In 1991, well before Trump ever had Presidential ambitions (or, at least public ones), he phoned a People Magazine reporter as an anonymous source named “John Miller” to brag about the many amazing women Donald Trump had been seen with all over New York—and how many he’d bedded.
Miller told People that Trump had three girlfriends in addition to his then-partner Marla Maples, and that Madonna had basically chased Trump down at an event in an effort to sleep with him. (Trump had no interest, Miller said.)
Trump eventually confessed to People that he was “John Miller,” but the name appeared regularly in stories about Trump’s exploits in the 1980s and 1990s, along with a second alias, “John Barron.” Posing as Barron, Trump would often place nuggets of favorable information about himself in business publications, acting as his own public relations department.

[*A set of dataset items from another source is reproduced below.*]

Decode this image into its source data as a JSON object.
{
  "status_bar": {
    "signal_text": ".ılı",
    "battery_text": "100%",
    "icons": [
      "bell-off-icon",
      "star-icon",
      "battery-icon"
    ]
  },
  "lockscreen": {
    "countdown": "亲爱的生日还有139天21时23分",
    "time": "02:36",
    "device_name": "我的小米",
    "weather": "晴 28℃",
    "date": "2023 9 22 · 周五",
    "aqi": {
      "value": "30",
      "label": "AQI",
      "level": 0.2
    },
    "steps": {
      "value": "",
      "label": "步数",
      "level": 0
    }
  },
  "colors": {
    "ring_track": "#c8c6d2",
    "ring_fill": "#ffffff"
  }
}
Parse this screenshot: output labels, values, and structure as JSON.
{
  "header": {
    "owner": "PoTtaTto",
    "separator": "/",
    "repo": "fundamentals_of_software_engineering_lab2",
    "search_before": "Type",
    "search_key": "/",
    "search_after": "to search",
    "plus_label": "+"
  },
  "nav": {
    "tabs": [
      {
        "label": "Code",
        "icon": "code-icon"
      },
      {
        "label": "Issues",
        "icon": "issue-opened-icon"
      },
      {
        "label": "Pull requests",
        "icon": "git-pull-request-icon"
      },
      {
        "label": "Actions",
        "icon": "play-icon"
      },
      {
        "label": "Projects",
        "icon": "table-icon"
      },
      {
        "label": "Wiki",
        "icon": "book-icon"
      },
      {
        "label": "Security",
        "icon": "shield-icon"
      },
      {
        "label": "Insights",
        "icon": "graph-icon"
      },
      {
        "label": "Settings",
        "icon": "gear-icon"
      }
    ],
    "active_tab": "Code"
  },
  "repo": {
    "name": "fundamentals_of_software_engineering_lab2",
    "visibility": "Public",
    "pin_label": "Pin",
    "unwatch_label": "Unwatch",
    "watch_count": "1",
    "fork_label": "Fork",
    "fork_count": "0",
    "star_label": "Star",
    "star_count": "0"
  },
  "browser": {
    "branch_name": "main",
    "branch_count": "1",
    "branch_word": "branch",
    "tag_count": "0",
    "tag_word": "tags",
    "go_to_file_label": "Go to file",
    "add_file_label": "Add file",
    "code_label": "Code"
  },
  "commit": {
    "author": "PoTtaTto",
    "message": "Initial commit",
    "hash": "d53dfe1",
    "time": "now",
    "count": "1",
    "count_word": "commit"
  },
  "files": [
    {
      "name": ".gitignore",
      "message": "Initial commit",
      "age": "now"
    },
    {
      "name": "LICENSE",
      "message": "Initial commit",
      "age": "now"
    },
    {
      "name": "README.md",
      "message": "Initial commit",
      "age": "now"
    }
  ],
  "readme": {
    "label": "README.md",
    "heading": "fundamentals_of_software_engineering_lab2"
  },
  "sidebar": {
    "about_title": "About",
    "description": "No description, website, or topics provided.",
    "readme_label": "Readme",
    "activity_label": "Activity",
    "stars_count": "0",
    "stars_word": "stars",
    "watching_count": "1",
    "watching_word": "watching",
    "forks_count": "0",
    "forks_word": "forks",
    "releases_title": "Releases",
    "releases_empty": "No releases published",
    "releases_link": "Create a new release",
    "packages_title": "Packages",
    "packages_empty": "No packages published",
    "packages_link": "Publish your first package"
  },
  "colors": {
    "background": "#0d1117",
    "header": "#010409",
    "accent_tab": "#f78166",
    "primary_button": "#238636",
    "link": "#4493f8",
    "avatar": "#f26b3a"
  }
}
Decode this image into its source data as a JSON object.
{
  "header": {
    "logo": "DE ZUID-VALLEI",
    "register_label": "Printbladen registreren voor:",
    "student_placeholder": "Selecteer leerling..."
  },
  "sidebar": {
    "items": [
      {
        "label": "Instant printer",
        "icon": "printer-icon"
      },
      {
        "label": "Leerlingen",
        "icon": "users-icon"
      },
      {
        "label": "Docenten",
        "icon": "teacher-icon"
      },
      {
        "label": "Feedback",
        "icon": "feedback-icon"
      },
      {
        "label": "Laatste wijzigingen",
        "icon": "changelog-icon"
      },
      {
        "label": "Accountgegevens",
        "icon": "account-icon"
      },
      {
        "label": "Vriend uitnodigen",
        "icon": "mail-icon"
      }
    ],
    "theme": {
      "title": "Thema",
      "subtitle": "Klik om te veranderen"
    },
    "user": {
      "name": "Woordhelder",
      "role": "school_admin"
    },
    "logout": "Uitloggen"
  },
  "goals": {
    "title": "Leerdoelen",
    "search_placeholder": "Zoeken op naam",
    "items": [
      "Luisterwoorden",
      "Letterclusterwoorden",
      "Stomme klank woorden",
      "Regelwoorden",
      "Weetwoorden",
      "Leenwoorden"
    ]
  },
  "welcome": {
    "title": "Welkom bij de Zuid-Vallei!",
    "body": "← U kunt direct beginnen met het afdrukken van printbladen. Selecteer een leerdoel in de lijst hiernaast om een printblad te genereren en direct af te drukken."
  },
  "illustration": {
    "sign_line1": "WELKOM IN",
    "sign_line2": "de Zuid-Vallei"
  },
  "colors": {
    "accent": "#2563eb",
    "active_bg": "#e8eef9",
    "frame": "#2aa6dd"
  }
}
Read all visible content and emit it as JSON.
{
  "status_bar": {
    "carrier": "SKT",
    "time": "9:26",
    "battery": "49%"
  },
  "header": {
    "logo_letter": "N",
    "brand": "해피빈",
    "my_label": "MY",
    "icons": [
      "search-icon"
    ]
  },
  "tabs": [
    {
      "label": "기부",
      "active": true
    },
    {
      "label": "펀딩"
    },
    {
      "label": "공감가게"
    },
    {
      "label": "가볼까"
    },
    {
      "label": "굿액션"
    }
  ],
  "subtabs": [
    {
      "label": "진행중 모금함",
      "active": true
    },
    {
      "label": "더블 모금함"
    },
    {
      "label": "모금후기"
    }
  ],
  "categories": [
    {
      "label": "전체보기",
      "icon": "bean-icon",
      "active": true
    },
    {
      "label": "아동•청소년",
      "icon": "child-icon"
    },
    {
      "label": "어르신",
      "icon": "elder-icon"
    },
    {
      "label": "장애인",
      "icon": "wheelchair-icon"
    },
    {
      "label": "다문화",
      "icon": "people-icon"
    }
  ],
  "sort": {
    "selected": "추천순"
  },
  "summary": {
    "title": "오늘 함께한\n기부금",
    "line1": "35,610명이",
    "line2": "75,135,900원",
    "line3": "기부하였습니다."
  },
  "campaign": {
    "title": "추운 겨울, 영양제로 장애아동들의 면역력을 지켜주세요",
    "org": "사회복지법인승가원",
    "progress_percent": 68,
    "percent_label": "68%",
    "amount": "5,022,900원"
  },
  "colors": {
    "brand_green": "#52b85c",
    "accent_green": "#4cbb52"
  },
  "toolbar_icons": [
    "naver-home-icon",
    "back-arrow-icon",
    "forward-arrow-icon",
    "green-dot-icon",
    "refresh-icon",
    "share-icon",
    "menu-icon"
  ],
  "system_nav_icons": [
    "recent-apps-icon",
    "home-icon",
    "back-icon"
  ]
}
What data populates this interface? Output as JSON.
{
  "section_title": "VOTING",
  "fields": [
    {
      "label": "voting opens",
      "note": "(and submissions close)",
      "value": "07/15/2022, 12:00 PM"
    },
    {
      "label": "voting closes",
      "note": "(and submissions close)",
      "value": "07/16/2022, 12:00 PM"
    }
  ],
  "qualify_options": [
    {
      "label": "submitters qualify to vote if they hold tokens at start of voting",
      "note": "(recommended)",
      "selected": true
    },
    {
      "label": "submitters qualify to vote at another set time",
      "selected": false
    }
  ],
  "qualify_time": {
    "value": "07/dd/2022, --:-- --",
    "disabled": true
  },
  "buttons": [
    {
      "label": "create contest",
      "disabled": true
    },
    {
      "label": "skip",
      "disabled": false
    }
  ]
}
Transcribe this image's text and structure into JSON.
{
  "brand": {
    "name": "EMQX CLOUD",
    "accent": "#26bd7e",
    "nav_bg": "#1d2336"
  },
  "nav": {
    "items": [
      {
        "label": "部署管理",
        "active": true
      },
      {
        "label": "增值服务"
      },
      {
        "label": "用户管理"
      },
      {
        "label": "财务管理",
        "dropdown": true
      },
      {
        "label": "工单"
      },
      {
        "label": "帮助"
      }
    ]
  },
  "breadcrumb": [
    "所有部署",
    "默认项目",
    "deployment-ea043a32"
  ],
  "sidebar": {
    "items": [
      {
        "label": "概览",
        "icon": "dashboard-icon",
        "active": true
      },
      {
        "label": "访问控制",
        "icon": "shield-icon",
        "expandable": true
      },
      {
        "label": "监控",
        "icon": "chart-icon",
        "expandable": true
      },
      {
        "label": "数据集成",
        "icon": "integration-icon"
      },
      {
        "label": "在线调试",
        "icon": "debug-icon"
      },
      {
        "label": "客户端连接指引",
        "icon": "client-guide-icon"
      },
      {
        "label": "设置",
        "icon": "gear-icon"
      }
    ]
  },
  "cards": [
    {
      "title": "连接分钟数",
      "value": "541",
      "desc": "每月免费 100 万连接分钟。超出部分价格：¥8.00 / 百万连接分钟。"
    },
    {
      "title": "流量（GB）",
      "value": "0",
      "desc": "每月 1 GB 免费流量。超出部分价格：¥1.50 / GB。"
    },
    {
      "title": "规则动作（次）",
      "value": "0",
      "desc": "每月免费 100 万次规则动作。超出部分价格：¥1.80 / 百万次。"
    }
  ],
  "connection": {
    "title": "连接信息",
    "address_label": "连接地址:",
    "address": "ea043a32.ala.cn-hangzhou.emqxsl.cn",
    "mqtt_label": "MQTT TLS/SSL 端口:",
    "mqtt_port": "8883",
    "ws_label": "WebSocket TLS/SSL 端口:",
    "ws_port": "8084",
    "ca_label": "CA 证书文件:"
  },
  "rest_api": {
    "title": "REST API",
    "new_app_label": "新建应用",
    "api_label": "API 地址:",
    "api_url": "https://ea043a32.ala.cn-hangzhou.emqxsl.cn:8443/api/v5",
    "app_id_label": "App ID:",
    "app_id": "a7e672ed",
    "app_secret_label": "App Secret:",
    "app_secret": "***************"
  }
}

His aides appeared to use a variation of the same technique during the campaign, asking reporters at Trump’s favorite network, CNN, to go off the record and to be described as sources.
Of course, his experience as an anonymous source may be what leads Trump to believe that anonymous sources are particularly incredible. But that doesn’t quite explain why on his path to the White House, Trump also used anonymous sources to attack President Obama, including over Obama’s supposedly missing official birth certificate.
He revisited the same tactic over and over, claiming that sources told him Obama had applied to Occidental College as a foreign student, and that Obama planned to add a massive spending program to the federal budget that would cost more than $6 trillion.
Trump cited anonymous sources who told him Obama bought his Chicago home from convicted criminal Tony Rezko (that turned out to be true), cited sources in the New York AG’s office who told him an investigation against the Trump Foundation was a political smear campaign, and even—occasionally—used the testimony of random people on the street to bolster his own credentials.
The WWE match he starred in, the “Battle of the Billionaires,” was the greatest WWE match of all time. Or so he said that anonymous people had told him.
Even in his CPAC speech, Trump cited a “friend” named “Jim,” who relayed information on Paris’ new reputation for being a violent city. (Jim claims that’s because of immigrants to France from the Middle East and Africa).
The Trump Administration used CPAC to define the media—and not the Democrats—as the opposition party seeking to obstruct Trump’s agenda. But the war on anonymous sources may be the wrong front to open in the larger, ongoing battle.